Tuesday, October 19, 2004

A Trio of Anniversaries

This month has seen or will see the celebratoin of the anniversaries of three things that have played a significant role in my life. The first was the 30th anniversary of Dungeons and Dragons, also known as D&D. Over the weekend around 25,000 fans of the game gathered at gaming shops around the United States to celebrate the anniversary. It was in January of 1974 that Tactical Studies Rules first published Dungeons & Dragons in a three rulebook set. The original game was much simpler than the game with which most players are now familiar. There were only three character classes (fighters, magic users, and clerics) and four different races (humans, dwarves, elves, and halflings). Regardless, the game was a hit. It sold over 1000 copies in ten months. With the publication of Advanced Dungeons and Dragons in 1977, the game reached the proportions of a fad. This spurred the creation of yet other role playing games amd a broader role playing fad.

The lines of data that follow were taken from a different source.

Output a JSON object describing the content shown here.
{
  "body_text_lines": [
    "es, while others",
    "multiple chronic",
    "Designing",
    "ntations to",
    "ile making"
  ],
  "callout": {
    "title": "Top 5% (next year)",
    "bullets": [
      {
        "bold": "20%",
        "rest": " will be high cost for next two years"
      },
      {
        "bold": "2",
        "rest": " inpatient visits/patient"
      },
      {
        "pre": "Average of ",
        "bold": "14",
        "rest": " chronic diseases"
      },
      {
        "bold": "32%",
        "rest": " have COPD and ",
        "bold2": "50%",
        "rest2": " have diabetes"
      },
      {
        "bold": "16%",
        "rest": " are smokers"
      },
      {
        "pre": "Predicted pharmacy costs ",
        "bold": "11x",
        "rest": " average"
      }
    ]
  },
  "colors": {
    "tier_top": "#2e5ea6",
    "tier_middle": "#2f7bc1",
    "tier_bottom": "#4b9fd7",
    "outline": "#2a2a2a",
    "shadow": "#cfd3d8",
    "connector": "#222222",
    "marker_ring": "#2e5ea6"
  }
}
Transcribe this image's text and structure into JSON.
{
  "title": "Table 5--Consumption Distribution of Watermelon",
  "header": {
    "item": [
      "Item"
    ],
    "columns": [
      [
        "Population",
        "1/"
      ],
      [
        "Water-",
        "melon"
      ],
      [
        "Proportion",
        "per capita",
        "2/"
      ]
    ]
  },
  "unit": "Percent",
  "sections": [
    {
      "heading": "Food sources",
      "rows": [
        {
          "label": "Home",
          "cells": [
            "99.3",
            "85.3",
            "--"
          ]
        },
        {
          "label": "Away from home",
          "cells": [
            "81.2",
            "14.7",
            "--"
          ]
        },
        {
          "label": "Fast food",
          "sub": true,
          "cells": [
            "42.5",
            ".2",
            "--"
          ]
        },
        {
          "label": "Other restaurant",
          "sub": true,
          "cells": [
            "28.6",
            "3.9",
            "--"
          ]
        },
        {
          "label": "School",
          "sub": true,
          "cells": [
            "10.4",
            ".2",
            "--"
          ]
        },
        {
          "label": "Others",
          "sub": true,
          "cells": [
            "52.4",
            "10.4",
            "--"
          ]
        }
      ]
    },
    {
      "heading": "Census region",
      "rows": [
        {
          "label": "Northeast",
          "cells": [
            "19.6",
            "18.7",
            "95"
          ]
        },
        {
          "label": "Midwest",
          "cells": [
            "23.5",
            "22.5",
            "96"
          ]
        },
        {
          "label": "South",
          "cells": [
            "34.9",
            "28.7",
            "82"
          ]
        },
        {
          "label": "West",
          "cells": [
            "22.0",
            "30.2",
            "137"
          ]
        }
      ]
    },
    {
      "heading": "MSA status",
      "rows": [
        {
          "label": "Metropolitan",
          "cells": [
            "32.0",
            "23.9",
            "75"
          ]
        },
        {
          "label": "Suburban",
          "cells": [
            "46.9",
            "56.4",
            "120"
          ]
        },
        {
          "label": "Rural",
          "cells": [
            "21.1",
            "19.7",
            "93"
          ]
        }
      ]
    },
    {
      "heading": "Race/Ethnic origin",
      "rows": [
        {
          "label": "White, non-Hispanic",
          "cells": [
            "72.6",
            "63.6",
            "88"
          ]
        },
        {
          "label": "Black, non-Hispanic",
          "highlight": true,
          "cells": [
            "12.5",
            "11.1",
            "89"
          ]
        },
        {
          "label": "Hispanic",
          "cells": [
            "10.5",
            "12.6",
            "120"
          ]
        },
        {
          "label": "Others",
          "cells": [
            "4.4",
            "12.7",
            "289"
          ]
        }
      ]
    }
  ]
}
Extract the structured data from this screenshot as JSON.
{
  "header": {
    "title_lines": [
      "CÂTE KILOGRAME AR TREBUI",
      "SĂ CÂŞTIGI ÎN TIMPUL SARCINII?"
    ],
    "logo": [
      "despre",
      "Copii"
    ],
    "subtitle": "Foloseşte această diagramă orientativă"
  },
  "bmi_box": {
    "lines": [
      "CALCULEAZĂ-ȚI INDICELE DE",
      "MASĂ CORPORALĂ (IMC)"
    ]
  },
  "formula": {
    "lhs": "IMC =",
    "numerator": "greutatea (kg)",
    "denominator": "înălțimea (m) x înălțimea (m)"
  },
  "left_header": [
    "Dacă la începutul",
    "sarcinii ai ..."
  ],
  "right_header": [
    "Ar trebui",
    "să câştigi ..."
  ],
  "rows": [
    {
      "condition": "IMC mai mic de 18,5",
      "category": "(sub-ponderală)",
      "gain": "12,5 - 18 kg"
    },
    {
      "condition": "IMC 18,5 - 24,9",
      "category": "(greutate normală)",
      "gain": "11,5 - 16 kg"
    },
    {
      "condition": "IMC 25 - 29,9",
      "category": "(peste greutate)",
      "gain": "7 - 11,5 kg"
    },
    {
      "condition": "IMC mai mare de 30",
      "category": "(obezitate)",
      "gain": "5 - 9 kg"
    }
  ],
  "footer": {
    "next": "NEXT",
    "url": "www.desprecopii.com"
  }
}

Role playing occupied a good portion of my youth and D&D was the first role playing game I ever played. My brother introduced it to me when he was home from college in 1981. While I would move onto other role playing games from Dungeons and Dragons, I still have fond memories of the hours I spent playing the game. Indeed, it can be argued that much of the current popularity of fantasy fiction can be traced back to that first publication of D&D back in 1974.

Arguably, Dungeons and Dragons would not exist if it were not for the second anniverary of something significant to me being celebrated this month. On October 21, 1954, the Houghton Mifflin Company of Boston published the first edition of Fellowship of the Ring, the first volume of The Lord of the Rings, here in the United States. The anniversary is being celebrated on October 21 at bookstores across the United States. In addition, Houghton Mifflin is publishing a new, one volume, collector's edition of The Lord of the Rings, complete with two, large, foldout maps.

Lord of the Rings was not an immediate success. It would not be until Ace Books published unauthorised paperback editions of the volumes of the novel in the Sixties that Lord of the Rings would see success in the United States. Long in coming though that success may have been, it was a huge success. It became a bit of fad on college campuses, where students eagerly read the books over and over. Eventually Lord of the Rings would become a part of Anglo-American pop culture, inspiring tons of merchandise and a large number of imitators. To this day Lord of the Rings tops many polls as the greatest novel of the 20th century. Given its success, it is hard to argue that it isn't. Lord of the Rings has produced an inordinate amount of merchandise, two animated feature films, and three major motion pictures. It also brought fantasy fiction to the forefront, giving newfound popularity to the genre and newfound respectability. And, of course, it was a principle inspiration behind Dungeons and Dragons, leading to the whole pheonmenon of role playing games.

I first encountered Lord of the Rings in fifth or sixth grade. The novel spurred my interest in fantasy fiction and was probably a factor in becoming a role player. Indeed, a large part of my interest in philogy, mythology, and folklore may be due to Lord of the Rings. I then owe Tolkien an enormous debt, as his book made me at least part of what I am.

The third thing to have an impact on my life which has an anniversary this month is the series now known as The Wonderful World of Disney. It debuted on ABC on October 27, 1954. It underwent various name changes over the years, changes in time slots, and even changes in networks, but ultimately The Wonderful World of Disney has aired in some form or another for well over four decades. Indeed, in its original network run, it ran uninterrupted for over 25 years.

The Wonderful World of Disney ran for the entire length of my childhood. I remember that my brother and I would watch it every Sunday night. Through the years they would show segments made especially for the series (Davy Crockett, The Scarecrow of Romney Marsh) as well as feature films (20,000 Leagues Under the Sea), usually shown in two parts. As a child it was one of my favourite series on television. I have many fond memories of the show.

I don't know if Disney and ABC are planning to celebrate the 50th anniversary of The Wonderful World of Disney, although I would be surprised if they don't. I would rather expect there will be some sort of 50th anniversary special during one of the sweeps months. At any rate, it is a signicant annivesary for television. Beyond the success The Wonderful World of Disney has had over its run, it was also perhaps the first TV show created by a major American movie studio. Given that and the fact that it has aired in some shape or form for literally years, I would think that ABC and Disney would have much reason to celebrate.